“Dark City” marks the return of “The Crow” director Alex Proyas. The film’s cast includes Rufus Sewell (“Cold Comfort Farm”), Kiefer Sutherland, Jennifer Connelly (“The Hot Spot”), Richard O’Brien (“Rocky Horror”) and William Hurt.
This complex, yet extremely compelling film revolves around John Murdoch (Sewell) after he awakens in a hotel room and realizes that he is wanted for a crime of which he has no memory. In fact, he has virtually no memory of anything at all, including his own identity. Detective Bumstead (Hurt), who is on the tail of the murderer, eventually realizes that there is a much higher force involved and decides to investigate the life of Dr. Schreber (Sutherland).
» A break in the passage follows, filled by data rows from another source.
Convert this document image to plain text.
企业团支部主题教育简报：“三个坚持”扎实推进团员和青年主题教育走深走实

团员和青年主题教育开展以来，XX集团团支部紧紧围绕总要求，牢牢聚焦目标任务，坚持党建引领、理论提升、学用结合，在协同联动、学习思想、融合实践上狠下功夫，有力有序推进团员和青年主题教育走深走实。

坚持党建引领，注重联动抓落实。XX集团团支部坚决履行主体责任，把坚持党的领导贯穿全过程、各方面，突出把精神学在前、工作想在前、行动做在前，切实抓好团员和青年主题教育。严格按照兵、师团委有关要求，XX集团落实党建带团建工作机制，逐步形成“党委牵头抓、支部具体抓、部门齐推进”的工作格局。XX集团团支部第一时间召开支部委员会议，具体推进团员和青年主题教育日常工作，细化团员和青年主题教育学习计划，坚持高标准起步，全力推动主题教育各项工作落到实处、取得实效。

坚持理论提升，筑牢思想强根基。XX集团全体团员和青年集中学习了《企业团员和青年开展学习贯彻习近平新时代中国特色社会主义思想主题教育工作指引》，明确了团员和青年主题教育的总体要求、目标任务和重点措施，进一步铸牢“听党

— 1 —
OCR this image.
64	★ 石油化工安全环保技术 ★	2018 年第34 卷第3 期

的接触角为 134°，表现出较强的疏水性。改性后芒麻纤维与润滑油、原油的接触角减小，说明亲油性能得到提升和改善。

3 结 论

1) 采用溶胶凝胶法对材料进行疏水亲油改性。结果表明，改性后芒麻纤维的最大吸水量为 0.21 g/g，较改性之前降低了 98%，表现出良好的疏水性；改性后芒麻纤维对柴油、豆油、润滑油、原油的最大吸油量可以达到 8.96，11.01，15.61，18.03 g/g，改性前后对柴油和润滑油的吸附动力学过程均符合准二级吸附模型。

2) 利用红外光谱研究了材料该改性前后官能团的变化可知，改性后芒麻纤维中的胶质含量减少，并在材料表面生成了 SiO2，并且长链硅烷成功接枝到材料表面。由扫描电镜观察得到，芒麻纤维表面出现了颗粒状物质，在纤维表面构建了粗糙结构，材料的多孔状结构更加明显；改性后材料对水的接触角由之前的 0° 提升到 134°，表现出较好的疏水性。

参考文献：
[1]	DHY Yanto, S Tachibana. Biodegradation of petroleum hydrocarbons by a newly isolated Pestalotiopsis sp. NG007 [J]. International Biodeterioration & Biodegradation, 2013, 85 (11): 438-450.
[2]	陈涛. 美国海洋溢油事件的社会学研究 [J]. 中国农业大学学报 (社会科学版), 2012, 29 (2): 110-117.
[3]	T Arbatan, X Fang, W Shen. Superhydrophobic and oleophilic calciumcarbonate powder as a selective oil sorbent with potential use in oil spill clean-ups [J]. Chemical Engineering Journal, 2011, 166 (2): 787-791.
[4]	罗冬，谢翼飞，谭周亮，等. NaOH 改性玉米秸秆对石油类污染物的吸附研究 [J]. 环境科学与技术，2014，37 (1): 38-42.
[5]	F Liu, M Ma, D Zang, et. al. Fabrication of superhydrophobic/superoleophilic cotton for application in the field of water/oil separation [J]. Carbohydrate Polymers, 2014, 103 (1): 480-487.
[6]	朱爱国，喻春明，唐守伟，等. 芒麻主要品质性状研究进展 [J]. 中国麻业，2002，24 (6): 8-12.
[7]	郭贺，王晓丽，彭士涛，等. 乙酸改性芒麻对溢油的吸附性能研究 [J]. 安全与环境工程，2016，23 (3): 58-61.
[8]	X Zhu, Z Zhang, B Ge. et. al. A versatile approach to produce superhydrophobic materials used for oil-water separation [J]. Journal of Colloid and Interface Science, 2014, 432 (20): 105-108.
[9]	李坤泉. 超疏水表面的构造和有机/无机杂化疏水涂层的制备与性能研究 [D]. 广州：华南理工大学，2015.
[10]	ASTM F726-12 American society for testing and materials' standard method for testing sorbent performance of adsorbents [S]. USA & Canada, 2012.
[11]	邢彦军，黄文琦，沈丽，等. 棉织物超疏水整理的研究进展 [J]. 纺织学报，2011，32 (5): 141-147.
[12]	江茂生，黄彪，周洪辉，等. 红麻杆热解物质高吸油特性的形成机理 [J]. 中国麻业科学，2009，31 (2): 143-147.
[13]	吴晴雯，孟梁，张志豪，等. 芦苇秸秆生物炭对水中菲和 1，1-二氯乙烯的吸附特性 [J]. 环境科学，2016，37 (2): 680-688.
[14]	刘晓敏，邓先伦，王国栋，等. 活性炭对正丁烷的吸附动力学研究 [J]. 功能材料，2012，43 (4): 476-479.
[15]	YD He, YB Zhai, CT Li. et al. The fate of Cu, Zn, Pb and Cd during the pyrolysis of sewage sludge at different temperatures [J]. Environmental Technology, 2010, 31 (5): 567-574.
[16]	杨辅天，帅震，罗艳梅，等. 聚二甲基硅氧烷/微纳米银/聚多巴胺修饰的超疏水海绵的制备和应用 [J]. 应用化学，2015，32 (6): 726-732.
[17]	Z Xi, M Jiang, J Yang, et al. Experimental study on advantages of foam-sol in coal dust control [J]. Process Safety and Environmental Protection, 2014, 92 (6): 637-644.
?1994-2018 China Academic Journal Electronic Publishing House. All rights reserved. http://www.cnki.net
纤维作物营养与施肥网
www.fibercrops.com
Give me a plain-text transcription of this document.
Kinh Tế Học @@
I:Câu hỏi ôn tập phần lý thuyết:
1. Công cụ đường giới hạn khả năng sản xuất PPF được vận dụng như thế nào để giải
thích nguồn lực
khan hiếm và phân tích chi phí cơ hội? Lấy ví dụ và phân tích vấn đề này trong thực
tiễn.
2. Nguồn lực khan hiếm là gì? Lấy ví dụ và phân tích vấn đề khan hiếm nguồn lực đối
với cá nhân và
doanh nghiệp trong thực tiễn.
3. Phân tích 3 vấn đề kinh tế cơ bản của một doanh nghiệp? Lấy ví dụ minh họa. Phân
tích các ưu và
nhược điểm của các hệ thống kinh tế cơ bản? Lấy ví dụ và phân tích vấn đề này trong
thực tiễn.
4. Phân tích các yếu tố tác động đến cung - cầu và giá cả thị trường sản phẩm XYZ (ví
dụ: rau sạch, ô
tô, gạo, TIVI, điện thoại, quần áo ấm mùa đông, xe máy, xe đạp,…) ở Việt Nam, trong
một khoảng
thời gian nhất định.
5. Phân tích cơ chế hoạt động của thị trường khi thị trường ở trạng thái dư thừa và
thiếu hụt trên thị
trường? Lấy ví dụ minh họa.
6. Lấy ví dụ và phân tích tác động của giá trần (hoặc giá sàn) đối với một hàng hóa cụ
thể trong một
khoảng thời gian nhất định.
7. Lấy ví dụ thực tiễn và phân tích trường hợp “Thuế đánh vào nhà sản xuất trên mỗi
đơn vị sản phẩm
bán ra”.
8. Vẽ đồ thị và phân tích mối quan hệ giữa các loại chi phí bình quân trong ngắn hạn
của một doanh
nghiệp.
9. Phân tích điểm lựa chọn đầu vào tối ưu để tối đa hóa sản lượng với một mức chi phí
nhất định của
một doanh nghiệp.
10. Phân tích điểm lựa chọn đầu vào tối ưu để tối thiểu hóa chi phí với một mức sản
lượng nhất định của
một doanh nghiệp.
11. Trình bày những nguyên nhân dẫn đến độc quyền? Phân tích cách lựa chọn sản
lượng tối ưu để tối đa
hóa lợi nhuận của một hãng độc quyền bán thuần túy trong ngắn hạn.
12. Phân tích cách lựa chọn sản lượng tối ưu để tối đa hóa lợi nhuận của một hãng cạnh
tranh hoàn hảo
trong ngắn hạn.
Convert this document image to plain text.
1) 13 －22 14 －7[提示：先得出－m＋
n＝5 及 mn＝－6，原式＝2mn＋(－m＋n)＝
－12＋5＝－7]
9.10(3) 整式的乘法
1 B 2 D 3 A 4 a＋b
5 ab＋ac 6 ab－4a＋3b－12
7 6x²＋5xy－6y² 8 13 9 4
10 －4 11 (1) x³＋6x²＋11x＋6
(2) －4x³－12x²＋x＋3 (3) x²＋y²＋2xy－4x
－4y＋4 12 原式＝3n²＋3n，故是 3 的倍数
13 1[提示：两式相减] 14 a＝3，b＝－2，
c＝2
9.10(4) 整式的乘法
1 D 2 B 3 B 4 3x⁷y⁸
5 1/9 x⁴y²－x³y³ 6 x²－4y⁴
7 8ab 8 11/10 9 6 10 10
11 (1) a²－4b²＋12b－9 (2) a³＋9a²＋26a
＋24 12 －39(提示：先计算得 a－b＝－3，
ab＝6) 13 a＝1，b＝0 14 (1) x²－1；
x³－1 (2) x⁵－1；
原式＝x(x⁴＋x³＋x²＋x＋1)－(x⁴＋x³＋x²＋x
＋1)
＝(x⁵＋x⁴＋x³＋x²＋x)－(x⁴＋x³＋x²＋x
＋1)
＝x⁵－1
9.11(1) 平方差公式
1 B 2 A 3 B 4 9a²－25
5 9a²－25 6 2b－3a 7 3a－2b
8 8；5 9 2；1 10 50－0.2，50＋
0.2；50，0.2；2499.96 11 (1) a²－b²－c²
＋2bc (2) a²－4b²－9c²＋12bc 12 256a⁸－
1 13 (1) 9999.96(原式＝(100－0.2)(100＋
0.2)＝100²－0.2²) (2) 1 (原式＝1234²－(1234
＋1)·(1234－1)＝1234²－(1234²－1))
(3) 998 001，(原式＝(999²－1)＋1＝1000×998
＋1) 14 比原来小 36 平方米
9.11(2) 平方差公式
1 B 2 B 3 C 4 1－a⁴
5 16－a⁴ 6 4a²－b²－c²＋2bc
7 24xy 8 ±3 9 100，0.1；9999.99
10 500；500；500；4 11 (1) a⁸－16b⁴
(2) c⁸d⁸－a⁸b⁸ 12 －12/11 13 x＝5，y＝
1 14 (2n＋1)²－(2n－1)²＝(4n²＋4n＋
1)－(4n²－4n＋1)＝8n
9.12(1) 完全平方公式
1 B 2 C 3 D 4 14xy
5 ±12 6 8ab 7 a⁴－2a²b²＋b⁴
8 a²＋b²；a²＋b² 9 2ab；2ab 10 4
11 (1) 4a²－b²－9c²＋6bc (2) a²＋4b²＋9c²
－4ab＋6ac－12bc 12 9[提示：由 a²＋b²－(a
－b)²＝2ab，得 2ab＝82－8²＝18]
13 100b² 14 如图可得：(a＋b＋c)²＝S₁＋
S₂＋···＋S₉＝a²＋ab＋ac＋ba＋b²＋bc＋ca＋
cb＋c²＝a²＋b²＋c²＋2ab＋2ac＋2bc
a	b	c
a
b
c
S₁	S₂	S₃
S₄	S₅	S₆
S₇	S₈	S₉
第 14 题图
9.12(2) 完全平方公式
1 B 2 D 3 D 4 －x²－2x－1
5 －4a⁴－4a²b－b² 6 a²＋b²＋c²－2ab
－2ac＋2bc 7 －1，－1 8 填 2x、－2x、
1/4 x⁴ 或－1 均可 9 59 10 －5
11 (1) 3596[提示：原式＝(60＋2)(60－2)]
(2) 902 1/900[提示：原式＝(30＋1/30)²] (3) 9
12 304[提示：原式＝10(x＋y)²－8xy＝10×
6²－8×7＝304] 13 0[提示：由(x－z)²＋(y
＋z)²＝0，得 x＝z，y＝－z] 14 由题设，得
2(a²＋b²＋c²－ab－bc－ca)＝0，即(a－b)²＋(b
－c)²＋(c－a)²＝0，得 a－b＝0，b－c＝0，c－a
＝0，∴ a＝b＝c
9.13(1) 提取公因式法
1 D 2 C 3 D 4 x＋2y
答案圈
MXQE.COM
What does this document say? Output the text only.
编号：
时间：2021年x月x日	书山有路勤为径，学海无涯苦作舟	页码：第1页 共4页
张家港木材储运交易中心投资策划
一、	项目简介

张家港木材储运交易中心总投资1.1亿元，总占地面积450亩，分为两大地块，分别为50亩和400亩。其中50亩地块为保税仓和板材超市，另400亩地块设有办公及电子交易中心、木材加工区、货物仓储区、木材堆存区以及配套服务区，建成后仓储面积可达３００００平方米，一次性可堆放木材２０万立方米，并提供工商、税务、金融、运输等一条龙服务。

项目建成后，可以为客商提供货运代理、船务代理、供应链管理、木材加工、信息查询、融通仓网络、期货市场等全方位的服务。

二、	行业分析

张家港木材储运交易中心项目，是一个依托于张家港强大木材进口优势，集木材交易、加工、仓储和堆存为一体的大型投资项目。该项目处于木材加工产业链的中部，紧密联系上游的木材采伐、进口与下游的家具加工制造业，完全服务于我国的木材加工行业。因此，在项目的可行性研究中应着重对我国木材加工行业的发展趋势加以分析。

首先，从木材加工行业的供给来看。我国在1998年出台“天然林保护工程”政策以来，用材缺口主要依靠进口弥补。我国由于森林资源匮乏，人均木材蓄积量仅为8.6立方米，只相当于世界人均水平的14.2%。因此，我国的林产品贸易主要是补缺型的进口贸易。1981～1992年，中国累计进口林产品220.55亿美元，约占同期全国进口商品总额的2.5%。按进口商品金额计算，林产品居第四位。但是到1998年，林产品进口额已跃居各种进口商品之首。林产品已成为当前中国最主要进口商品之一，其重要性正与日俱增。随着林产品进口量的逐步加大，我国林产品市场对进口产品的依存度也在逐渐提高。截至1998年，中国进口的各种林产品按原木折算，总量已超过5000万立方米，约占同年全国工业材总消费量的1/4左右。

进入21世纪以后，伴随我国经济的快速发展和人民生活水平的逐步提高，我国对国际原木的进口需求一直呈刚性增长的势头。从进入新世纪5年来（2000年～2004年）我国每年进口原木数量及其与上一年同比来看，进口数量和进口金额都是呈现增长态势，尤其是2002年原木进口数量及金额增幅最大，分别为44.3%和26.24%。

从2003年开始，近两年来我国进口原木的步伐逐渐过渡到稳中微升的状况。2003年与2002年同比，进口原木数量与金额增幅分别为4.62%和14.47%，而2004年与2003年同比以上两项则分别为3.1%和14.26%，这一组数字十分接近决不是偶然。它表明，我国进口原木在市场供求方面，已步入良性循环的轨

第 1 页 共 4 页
Schreber eventually relays the entire convoluted story of the “Strangers” and how they transfer memories from one human to another with the hopes of learning how we survive. It is later learned that they are all dying off, despite their ability to halt time and alter physical reality through “tuning”.
Like “The Crow”, “Dark City’s” look is similar — dark, murky, damp; but in this film it really seems to propel the story. Hurt and Sewell are both quite believable as their respective characters, while Sutherland’s performance is lacking in more than a few catagories. “Dark City” is not a perfect film, but it does succeed more often than it fails.